Corinne Austin | Personal Training

Fitness Over 50

Exercise is the underlying key to healthy aging. As the years pass and we grow older, an active lifestyle is more important than ever. Throwing regular exercise into our days will boost energy, manage symptoms associated with age-related illness and pain, and help us to maintain our independence. Bodies aside, exercise also does wonders for our minds, moods, ad memories too.

As we age and we succumb to accumulating health problems, injuries, and falls, it’s easy to get into the mindset of taking life easier. In actual fact, the opposite is true. These are reasons to exercise, not to avoid exercise. No matter how old we are or what kind of physical condition we are in, exercise can, and will, benefit us. Even if we’re bound to a wheelchair and can’t get out of the house without assistance, there’s many easy and enjoyable ways to throw a little physical activity into our days.

If you’re over 50 and new to the exercise scene, the four most important elements of an exercise programme are strength and resistance, cardiovascular, flexibility, and balance. I’ve outlined below what these entail and why they are good for you.

Strength and Resistance Training

Resistance or strength training uses repetitive motion of body parts to condition and strengthen muscle groups. The resistance can come from various external factors like weight machine, medicine balls, and resistance bands. But there’s almost nothing for functional than using your own bodyweight as resistance during exercise, (for example, bodyweight squats or press-ups).

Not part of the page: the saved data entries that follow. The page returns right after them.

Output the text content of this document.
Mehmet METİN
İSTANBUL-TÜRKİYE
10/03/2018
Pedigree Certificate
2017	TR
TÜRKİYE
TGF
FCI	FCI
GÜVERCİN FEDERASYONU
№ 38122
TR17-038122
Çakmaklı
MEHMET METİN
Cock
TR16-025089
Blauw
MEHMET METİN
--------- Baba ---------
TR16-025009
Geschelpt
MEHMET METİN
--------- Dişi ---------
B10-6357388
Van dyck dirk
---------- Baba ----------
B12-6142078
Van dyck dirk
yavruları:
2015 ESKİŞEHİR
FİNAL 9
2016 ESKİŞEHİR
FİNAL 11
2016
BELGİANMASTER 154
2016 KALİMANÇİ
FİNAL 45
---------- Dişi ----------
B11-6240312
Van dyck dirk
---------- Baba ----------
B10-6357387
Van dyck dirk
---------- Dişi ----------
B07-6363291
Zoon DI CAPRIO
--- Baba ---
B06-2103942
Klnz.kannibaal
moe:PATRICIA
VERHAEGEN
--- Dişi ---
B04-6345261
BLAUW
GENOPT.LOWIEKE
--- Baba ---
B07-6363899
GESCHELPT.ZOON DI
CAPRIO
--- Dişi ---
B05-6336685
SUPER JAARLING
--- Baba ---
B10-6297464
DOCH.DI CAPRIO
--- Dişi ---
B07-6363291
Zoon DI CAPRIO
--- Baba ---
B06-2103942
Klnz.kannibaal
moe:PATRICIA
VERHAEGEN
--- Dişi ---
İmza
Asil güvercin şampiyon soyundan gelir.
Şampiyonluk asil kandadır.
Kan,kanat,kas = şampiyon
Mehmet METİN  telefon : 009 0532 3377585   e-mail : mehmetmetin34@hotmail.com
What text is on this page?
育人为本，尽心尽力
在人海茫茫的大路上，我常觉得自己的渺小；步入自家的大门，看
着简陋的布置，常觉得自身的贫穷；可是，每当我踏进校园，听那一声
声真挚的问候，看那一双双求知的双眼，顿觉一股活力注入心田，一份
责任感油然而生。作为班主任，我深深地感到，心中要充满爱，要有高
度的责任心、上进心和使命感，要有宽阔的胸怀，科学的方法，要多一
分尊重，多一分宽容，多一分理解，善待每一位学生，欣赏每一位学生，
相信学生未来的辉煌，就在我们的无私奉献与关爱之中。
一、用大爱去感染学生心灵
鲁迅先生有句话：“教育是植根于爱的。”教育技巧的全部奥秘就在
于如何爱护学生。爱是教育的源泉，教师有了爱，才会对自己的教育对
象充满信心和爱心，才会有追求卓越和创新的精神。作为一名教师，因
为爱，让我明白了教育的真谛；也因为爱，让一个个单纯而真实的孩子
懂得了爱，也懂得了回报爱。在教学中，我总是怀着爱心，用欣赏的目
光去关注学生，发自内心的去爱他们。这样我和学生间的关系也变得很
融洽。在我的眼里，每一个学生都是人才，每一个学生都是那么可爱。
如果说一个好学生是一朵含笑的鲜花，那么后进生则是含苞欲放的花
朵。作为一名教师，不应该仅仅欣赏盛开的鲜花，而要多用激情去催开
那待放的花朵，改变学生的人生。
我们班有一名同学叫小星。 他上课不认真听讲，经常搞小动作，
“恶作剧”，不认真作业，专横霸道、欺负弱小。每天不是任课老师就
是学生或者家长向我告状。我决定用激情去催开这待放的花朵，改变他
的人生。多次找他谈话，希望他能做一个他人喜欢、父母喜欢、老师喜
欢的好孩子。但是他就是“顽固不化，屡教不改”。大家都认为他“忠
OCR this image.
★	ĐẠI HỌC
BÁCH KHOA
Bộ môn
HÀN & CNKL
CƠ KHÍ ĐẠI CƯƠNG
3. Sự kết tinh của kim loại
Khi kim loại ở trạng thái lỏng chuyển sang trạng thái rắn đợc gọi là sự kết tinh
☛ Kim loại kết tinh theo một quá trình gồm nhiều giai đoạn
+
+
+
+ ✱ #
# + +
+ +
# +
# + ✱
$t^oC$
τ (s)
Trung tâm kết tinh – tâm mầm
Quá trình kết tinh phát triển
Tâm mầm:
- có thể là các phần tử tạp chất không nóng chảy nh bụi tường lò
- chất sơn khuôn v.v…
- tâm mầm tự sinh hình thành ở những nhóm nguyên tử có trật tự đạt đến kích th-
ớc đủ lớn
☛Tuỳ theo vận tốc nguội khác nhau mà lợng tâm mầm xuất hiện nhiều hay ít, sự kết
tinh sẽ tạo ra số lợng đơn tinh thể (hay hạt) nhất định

Strength training aims to slow the loss of bone and muscle mass, improves balance, and makes us stronger. With regular strength training you’ll be less likely to fall, lifting objects will be easier, and you’ll be more nimble at getting in and out of the car.

Cardiovascular Training

Cardiovascular (or aerobic) exercise uses rhythmic motions sustained for a period of time normally greater than ten minutes. This kind of exercise gets your heart pumping faster and encourages your respiratory system to function faster too. Walking, cycling, and swimming are all examples of cardiovascular exercise.

Cardiovascular exercise should be an essential component of any exercise programme for those over 50 years of age. It aids in lessening fatigue and shortness of breath. It also promotes better independence as tasks like house-hold cleaning, running errands, or walking to the letterbox will become easier.

Flexibility Training

Flexibility training challenges our body’s joints by asking them to move freely through a functional range of motion. It also persuades our muscles to lengthen out, bettering our posture and reducing the risk of injury. Lack of movement and increased sedentary behavior – which often comes with older age – encourages our bodies joints and muscles to seize up.   Flexibility training, via static and dynamic stretching, enables us to counteract this by making us more supple, and allowing our bodies to move more freely. Yoga and Pilates are excellent examples of flexibility training.

Adding some flexibility exercises into your overall exercise regime will enable you to stay limber, and enhances your movement through everyday activities. Simple tasks like tying your shoelaces, reaching into a cupboard, and doing puzzles on the floor with your grandchildren will become easier as a direct result of flexibility training.

Balance Training

Balance training is an essential component of our ‘Fit over 50’ exercise programme as it enables us to practice maintaining stability whilst standing or whilst moving. Any activity which encourages us to try to maintain our footing will help with our balance. For obvious purposes, balance training should always be done with somebody close to you who can offer help or assistance where required. Yoga, pilates, and tai chi are excellent example of exercise modalities that can improve your balance.

Balance training is crucial as it helps your balance to improve, your posture to be corrected, and your ability to move around will be enhanced too. Throwing some balance exercises into your regime will enable you to grow more confident with everyday chores, and will reduce your risk of falling and injuring yourself.

No matter where you are, or how old you are, you are never too late to begin exercising. And I know many of you will doubt that it will make much of a difference for a late starter. But I have witnessed for myself, many times, how much more confident someone becomes, how much more self-empowerment they possess, and how much more life they have left in their years, when someone begins exercising at a later age. Jump onto the bandwagon and feel the difference for yourself. Today.